I really enjoyed reading this piece from Psychology Today: "Being Dexter Morgan."

For starters, the title is near perfection. I love its simple and familiar nature.

But moving on to the content, the author, Christopher Ryan, Ph.D., who also co-wrote "Sex at Dawn: The Prehistoric Origins of Modern Sexuality," examines the popularity of the hit Showtime series "Dexter" and society's embrace of the titular character, a Miami Metro blood splatter analyst who happens to moonlight as a vigilante serial killer.

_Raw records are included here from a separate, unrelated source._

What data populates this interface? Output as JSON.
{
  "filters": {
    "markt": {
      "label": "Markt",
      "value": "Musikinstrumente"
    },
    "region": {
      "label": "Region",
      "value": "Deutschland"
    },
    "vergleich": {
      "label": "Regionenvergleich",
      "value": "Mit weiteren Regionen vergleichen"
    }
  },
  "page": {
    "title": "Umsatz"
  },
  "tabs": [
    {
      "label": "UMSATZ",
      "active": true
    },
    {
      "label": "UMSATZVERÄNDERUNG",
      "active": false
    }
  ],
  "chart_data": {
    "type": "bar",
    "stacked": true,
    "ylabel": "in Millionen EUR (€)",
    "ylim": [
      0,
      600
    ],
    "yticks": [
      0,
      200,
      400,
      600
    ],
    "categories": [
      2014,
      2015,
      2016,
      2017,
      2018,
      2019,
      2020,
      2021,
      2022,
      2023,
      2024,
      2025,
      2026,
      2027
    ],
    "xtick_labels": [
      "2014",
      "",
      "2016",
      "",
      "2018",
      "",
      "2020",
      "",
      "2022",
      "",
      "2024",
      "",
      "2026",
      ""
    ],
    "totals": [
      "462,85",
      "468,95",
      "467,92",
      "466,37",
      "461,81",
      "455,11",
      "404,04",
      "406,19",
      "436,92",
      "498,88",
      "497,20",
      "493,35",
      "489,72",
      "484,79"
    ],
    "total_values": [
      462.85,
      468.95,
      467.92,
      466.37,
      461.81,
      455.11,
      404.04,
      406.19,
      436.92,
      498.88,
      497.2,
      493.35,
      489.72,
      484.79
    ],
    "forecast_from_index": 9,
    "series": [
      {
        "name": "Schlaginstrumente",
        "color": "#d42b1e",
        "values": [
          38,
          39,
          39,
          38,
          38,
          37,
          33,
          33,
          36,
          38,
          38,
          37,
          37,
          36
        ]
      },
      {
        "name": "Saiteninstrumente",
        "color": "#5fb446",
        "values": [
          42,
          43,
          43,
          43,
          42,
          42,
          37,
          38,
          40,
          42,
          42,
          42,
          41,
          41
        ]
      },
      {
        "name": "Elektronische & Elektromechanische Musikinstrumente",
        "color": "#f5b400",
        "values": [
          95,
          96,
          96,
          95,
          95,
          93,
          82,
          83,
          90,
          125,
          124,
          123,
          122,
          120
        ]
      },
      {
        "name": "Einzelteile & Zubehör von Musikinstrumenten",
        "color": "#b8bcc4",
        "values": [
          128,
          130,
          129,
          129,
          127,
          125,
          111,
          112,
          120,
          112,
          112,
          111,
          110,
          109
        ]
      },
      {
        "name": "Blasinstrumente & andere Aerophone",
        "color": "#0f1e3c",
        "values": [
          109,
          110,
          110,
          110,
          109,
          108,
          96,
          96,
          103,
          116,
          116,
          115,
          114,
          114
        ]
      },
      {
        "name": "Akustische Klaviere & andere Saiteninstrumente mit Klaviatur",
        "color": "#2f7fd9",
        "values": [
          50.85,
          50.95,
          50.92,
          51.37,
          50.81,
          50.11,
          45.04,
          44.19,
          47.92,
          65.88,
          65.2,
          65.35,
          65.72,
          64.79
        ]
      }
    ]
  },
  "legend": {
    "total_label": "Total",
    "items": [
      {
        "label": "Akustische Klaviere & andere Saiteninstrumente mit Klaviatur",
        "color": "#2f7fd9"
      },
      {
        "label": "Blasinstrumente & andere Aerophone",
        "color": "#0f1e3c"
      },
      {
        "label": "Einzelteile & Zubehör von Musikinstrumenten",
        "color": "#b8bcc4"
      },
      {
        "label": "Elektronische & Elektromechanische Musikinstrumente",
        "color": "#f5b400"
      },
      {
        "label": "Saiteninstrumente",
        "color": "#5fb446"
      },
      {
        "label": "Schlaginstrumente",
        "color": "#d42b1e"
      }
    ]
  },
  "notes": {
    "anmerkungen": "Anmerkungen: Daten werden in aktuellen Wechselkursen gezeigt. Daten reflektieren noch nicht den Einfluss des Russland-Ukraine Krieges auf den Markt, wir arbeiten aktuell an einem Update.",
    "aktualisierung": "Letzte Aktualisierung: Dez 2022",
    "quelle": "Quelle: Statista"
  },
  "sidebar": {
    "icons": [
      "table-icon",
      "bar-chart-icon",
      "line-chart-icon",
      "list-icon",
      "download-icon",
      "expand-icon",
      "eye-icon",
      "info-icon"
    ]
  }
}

Ryan argues that we empathize with him because we're privy to his justification for murder:

"Part of the genius of the program is that by sharing Dexter's secret life with us in all its surface normalcy and profound justifications, we are emotionally — and even intellectually — aligned with this cold-blooded killer's view of the world. Miami is a safer place because of what he's doing — even if an innocent person occasionally gets offed in the process. Knowing what we do, both about the criminal underworld and about Dexter's traumatic past, we accept Dexter's perverse hungers as the price of justice, cheering him on as he battles 'real' evil."

And that he's presented in much the same way as a traditional super hero:

"This is Dexter's story, of course, but it's a story he shares with Superman, Batman, and Spiderman: the holy trinity of American superheroes. Spiderman has his webs, Superman his flight, and Batman his high-tech know-how. What's Dexter's superhero ability? Discipline. Obsessive and absolute, Dexter must live by Harry's Code, because he knows that any deviation from the strict moral code Harry taught him can only result in disaster — for himself and the innocent civilians he loves, in his reptilian way."

Aside from the political rant Ryan engages in toward the middle of his piece, I find his examination and analysis interesting. It's a deeper look at the ramifications of a medium often brushed off as mere entertainment — but what does our being entertained by it say about us?

I've been a fan of "Dexter" since the beginning and have engaged in more than one conversation about "What if Dexter were real?" As entertaining as I find the show, and as empathic as I may sometimes be with Dexter Morgan, I don't think a "real life" Dexter would be regarded in quite the same way. Viewers come to know and care about characters on a TV show — and while there will always be people willing to reach out to convicted killers behind bars ("Night Stalker" Richard Ramirez actually got married in prison), it's unlikely that segment of the population is as large as the "Dexter" viewership.